ST. PAUL, Minn. (WCCO) — A Minnesota House committee quietly approved a bill Thursday to enhance the penalty for protesting on a freeway or light rail line.

It’s a measure lawmakers introduced last year after hundreds of people flooded Twin Cities freeways to protest police shootings of black men.

In one case, demonstrators shut down a Twin Cities interstate highway for five hours.

It’s an action one lawmaker notes is already illegal.

“You have no right to park your Buick across four lanes of I-94,” said Rep. Nick Zerwas (R-Elk River). “If you believe you have that right, you’re confused.

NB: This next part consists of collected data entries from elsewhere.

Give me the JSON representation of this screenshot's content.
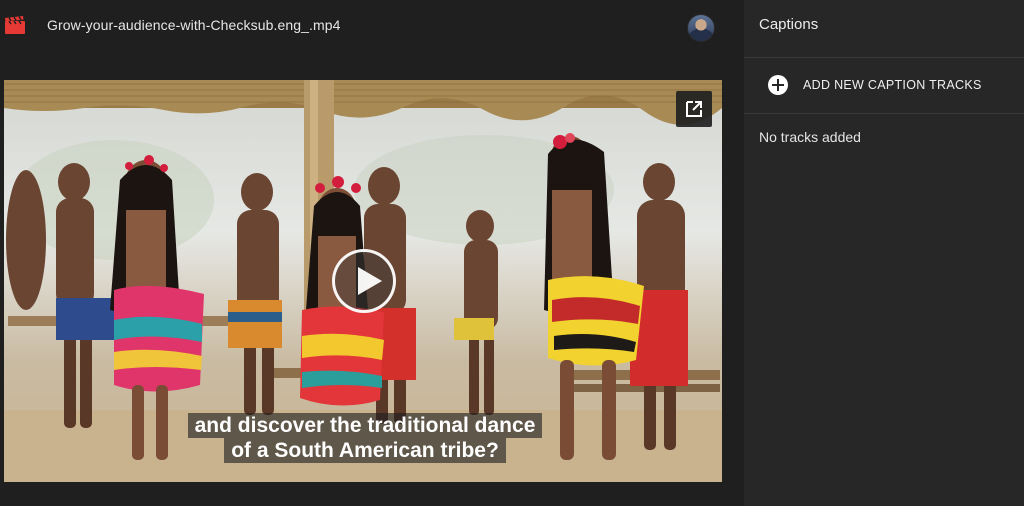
{
  "header": {
    "file_icon": "clapperboard-icon",
    "file_name": "Grow-your-audience-with-Checksub.eng_.mp4",
    "avatar_icon": "user-avatar"
  },
  "video": {
    "popout_icon": "open-in-new-icon",
    "play_icon": "play-icon",
    "subtitle_lines": [
      "and discover the traditional dance",
      "of a South American tribe?"
    ]
  },
  "captions_panel": {
    "title": "Captions",
    "add_button_label": "ADD NEW CAPTION TRACKS",
    "add_icon": "add-circle-icon",
    "empty_message": "No tracks added"
  },
  "colors": {
    "background": "#1f1f1f",
    "panel": "#272727",
    "accent_icon": "#e53935"
  }
}
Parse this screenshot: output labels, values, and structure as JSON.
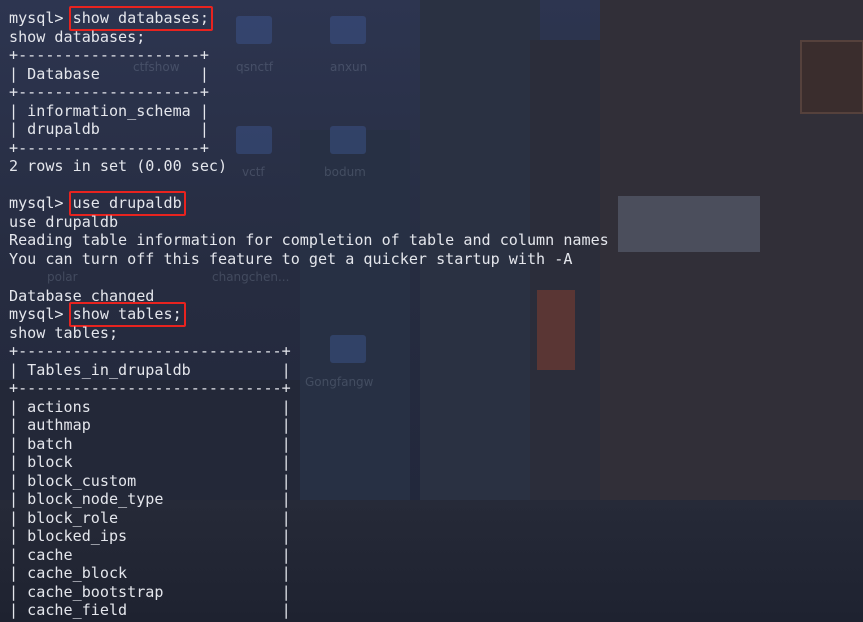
{
  "wallpaper": {
    "desktop_labels": [
      "ctfshow",
      "qsnctf",
      "anxun",
      "vctf",
      "bodum",
      "polar",
      "changchen...",
      "Gongfangw"
    ]
  },
  "terminal": {
    "prompt": "mysql>",
    "lines": [
      {
        "type": "command",
        "prompt": "mysql> ",
        "command": "show databases;",
        "highlight": true
      },
      {
        "type": "output",
        "text": "show databases;"
      },
      {
        "type": "output",
        "text": "+--------------------+"
      },
      {
        "type": "output",
        "text": "| Database           |"
      },
      {
        "type": "output",
        "text": "+--------------------+"
      },
      {
        "type": "output",
        "text": "| information_schema |"
      },
      {
        "type": "output",
        "text": "| drupaldb           |"
      },
      {
        "type": "output",
        "text": "+--------------------+"
      },
      {
        "type": "output",
        "text": "2 rows in set (0.00 sec)"
      },
      {
        "type": "output",
        "text": ""
      },
      {
        "type": "command",
        "prompt": "mysql> ",
        "command": "use drupaldb",
        "highlight": true
      },
      {
        "type": "output",
        "text": "use drupaldb"
      },
      {
        "type": "output",
        "text": "Reading table information for completion of table and column names"
      },
      {
        "type": "output",
        "text": "You can turn off this feature to get a quicker startup with -A"
      },
      {
        "type": "output",
        "text": ""
      },
      {
        "type": "output",
        "text": "Database changed"
      },
      {
        "type": "command",
        "prompt": "mysql> ",
        "command": "show tables;",
        "highlight": true
      },
      {
        "type": "output",
        "text": "show tables;"
      },
      {
        "type": "output",
        "text": "+-----------------------------+"
      },
      {
        "type": "output",
        "text": "| Tables_in_drupaldb          |"
      },
      {
        "type": "output",
        "text": "+-----------------------------+"
      },
      {
        "type": "output",
        "text": "| actions                     |"
      },
      {
        "type": "output",
        "text": "| authmap                     |"
      },
      {
        "type": "output",
        "text": "| batch                       |"
      },
      {
        "type": "output",
        "text": "| block                       |"
      },
      {
        "type": "output",
        "text": "| block_custom                |"
      },
      {
        "type": "output",
        "text": "| block_node_type             |"
      },
      {
        "type": "output",
        "text": "| block_role                  |"
      },
      {
        "type": "output",
        "text": "| blocked_ips                 |"
      },
      {
        "type": "output",
        "text": "| cache                       |"
      },
      {
        "type": "output",
        "text": "| cache_block                 |"
      },
      {
        "type": "output",
        "text": "| cache_bootstrap             |"
      },
      {
        "type": "output",
        "text": "| cache_field                 |"
      }
    ]
  },
  "colors": {
    "text": "#e4e6ec",
    "highlight_box": "#e8231f",
    "background": "#1d2233"
  }
}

You do not have that right.”

The proposed bill raises the penalty for blocking a freeway, a light rail line or an airport entrance from a misdemeanor to a gross misdemeanor, which is punishable by up to a year in jail and a $3,000 fine.

Last year, there was so much controversy about the bill that protesters took over the hearing room and forced the committee to temporarily shut down.

This year, the bill is much less visible, but it’s steadily moving forward.

Critics are calling it a deliberate attempt to shut down the kind of free speech that some people don’t like.

“Sometimes when you are protesting, you do break the law. You do put people at risk. But that’s also how you get people’s attention,” said Rep. John Considine Jr. (D – Mankato).

The bill is now headed for a full House floor vote.